Here is not the place to recount Dracula/Nosferatu’s story and for those not familiar with it, all the better! Let’s rather focus on how Mastrovito appropriated that myth.

From Nosferatu to NYsferatu.

Each background scene of Nosferatu was entirely redrawn to set the film in contemporary New York, where the Italian director currently lives. The film abounds with cultural and political references to our present times with slogans drawn on the NY skyscrapers and Downtown buildings, such as “Don’t dream of Liberty, fight for it!”, “Ain’t I a Woman?” (the name of a vibrant speech for the defense of women’s rights and abolitionism, delivered by Sojourner Truth, an anti-slavery speaker in 1851) or “Silence = Death” (the punchy ACT UP slogan was also featured earlier this year in Robin Campillo’s Cannes winner BPM).

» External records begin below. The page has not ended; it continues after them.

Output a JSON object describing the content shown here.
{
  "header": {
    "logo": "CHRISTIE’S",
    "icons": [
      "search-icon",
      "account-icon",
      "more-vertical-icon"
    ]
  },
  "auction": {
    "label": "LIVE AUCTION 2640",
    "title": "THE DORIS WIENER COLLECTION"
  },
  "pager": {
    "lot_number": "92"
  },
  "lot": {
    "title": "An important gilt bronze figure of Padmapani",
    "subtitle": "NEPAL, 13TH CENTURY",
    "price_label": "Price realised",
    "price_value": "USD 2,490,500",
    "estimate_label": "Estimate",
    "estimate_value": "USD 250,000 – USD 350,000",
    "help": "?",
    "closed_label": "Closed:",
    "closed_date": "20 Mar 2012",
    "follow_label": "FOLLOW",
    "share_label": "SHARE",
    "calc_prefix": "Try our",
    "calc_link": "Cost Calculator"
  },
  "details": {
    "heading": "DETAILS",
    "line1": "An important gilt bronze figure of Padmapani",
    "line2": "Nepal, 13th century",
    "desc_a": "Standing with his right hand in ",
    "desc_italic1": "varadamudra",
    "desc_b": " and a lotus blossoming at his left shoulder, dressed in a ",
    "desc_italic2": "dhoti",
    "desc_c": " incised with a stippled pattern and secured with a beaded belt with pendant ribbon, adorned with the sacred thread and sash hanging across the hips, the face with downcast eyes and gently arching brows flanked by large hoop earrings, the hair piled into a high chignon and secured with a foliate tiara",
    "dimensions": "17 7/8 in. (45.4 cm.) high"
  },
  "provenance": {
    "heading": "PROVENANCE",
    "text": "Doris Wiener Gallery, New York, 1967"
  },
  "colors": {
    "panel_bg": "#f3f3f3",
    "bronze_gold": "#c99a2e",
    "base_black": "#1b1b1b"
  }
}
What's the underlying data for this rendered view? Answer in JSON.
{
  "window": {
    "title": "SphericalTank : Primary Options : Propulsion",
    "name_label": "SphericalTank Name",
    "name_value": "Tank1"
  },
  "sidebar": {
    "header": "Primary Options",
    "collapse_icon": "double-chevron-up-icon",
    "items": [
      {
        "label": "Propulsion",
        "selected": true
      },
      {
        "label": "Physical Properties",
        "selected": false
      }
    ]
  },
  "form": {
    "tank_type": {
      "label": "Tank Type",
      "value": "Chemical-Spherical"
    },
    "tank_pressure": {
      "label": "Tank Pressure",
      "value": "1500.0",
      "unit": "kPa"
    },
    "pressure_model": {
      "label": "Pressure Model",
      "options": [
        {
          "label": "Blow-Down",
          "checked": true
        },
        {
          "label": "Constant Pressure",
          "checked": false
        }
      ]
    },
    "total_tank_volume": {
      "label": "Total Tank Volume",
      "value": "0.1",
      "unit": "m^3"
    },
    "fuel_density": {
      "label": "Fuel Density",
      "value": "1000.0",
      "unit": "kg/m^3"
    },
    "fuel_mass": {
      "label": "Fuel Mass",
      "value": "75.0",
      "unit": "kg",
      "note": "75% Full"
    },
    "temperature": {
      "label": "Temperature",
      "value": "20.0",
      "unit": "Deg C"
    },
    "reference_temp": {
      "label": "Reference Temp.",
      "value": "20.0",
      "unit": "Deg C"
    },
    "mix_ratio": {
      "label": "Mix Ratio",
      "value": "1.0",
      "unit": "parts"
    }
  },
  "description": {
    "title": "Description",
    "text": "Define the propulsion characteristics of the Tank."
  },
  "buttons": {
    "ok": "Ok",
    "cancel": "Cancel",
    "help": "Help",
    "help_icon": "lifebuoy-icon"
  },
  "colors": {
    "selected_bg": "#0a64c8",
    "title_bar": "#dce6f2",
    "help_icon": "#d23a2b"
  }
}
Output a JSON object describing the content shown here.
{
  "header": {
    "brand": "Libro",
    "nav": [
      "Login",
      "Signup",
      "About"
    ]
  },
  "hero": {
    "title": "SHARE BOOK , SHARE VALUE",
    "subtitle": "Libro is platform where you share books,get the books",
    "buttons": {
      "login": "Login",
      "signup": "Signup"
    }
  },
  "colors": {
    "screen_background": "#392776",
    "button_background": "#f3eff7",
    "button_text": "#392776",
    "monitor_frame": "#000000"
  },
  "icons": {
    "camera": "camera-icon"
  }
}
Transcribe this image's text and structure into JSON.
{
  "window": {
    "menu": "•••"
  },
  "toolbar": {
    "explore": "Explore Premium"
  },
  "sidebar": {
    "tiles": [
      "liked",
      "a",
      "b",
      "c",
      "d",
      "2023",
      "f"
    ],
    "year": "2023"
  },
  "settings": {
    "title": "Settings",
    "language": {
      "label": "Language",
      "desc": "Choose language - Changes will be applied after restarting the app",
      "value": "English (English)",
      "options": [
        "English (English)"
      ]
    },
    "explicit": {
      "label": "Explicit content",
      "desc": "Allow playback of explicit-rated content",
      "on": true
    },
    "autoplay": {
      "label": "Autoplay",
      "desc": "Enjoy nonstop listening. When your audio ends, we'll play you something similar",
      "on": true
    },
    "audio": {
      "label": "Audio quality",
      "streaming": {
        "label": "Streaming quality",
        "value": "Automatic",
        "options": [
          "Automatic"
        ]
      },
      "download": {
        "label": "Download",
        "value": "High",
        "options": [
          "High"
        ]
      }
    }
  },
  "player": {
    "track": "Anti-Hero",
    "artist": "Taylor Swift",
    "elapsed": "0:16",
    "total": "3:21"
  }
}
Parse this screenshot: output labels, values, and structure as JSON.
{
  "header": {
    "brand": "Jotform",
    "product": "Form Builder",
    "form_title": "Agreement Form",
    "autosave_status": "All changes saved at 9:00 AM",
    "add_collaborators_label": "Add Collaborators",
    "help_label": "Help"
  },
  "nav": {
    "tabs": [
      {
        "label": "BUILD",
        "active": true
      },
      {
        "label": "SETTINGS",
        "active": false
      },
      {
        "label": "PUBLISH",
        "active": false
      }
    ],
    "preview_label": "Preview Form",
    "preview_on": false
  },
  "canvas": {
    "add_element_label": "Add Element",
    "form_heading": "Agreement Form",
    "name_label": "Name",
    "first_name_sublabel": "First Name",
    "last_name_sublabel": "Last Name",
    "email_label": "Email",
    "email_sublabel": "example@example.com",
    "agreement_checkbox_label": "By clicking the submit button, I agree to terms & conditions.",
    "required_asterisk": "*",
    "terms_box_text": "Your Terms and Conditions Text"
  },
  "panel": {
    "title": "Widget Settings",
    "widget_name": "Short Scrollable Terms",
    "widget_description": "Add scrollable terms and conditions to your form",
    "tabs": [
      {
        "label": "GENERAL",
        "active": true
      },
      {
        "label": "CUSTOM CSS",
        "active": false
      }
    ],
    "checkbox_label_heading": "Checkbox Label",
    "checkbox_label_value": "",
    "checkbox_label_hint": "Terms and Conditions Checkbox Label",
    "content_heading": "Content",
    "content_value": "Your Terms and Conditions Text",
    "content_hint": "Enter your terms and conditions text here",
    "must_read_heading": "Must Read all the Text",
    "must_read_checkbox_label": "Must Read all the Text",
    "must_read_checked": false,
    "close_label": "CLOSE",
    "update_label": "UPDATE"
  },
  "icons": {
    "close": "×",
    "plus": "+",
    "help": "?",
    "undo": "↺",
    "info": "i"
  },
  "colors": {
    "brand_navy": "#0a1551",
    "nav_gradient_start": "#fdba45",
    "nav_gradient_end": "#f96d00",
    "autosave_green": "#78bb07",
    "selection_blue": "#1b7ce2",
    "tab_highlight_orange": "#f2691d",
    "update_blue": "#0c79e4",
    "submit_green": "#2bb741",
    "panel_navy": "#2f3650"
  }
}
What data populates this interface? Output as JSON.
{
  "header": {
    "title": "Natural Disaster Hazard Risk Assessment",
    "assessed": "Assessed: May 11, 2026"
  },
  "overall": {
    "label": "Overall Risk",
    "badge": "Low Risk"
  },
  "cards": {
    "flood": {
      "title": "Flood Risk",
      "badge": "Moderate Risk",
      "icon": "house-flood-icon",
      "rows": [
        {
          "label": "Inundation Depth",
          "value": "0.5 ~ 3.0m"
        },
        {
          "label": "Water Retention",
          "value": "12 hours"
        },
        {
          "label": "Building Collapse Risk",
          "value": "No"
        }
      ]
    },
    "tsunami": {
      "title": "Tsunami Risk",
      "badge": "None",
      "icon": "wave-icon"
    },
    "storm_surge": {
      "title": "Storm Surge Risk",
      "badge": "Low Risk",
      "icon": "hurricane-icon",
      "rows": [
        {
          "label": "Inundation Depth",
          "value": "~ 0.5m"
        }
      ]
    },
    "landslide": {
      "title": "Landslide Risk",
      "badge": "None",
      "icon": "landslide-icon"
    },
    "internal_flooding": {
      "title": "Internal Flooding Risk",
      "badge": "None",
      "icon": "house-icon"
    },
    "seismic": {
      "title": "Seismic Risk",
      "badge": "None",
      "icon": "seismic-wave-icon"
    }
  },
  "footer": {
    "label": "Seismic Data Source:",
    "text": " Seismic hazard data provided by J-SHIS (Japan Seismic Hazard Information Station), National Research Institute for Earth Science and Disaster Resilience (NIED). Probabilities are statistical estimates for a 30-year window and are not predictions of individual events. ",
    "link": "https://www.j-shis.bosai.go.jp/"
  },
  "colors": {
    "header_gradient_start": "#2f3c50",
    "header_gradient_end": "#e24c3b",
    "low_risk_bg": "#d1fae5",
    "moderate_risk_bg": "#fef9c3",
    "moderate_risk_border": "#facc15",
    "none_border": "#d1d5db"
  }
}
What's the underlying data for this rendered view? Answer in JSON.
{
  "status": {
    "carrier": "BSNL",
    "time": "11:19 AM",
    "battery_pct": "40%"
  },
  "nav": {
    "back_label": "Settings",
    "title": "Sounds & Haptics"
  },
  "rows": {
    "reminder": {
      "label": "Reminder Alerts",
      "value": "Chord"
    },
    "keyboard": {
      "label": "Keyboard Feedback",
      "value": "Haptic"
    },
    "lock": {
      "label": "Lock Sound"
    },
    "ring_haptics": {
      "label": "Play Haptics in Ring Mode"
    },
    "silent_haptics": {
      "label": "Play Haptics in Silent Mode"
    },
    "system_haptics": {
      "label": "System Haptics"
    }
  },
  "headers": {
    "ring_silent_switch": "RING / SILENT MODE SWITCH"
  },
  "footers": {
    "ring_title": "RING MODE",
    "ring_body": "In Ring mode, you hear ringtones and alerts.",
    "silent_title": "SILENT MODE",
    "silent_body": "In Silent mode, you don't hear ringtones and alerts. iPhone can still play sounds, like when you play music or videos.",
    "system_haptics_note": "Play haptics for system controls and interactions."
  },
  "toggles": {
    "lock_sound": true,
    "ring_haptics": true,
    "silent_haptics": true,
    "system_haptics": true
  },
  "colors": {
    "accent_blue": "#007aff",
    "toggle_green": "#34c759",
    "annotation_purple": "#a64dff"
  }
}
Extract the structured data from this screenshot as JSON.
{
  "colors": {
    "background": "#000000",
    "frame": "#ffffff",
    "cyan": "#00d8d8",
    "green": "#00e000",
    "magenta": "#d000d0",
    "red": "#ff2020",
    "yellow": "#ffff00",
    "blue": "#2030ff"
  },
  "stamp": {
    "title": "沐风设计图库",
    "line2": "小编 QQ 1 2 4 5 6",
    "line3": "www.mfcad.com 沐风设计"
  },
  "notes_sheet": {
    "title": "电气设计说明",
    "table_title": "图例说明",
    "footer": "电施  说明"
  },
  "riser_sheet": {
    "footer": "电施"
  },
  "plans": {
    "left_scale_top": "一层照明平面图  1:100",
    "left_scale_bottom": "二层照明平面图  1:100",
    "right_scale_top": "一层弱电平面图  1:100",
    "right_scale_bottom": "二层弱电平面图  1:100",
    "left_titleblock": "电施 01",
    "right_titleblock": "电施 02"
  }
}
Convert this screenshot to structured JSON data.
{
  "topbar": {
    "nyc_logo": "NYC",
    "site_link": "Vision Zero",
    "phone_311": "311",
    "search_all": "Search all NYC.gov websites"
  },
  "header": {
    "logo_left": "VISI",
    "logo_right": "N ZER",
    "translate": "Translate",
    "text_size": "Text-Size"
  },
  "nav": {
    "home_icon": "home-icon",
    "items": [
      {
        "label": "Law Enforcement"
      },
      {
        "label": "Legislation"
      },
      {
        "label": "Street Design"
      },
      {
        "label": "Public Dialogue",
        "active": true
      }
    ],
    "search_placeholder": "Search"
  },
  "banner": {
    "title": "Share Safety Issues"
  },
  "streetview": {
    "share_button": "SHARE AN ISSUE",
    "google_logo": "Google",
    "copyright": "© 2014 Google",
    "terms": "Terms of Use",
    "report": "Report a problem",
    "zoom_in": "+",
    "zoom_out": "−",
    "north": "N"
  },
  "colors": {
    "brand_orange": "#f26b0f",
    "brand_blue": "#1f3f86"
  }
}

For the film, recent NY immigrants took part in workshops where they were asked the following question: “What is the vampire in my life?”. Their personal harrowing experiences as immigrants fueled the revisited vampire narrative and the film eloquently throws light on the double-bind situation in which they find themselves, having fled their home countries devastated by war (notably Syria) only to be targeted as threatening aliens through a xenophobic discourse once in their “new” country, facing economic exploitation and constant discrimination as well. This is one of the film’s numerous undeniable strengths, to modernize, reverse and subvert the classic tale of Nosferatu by associating the vampire with the prototypical outsider. The fear of otherness that culminates in unprecedented heights in Trump’s America finds itself at the core of Mastrovito’s own Nosferatu (himself an immigrant, it bears repeating). In these dark times of ours, such a powerful (and visually arresting) film-manifesto is a MUST see, obviously.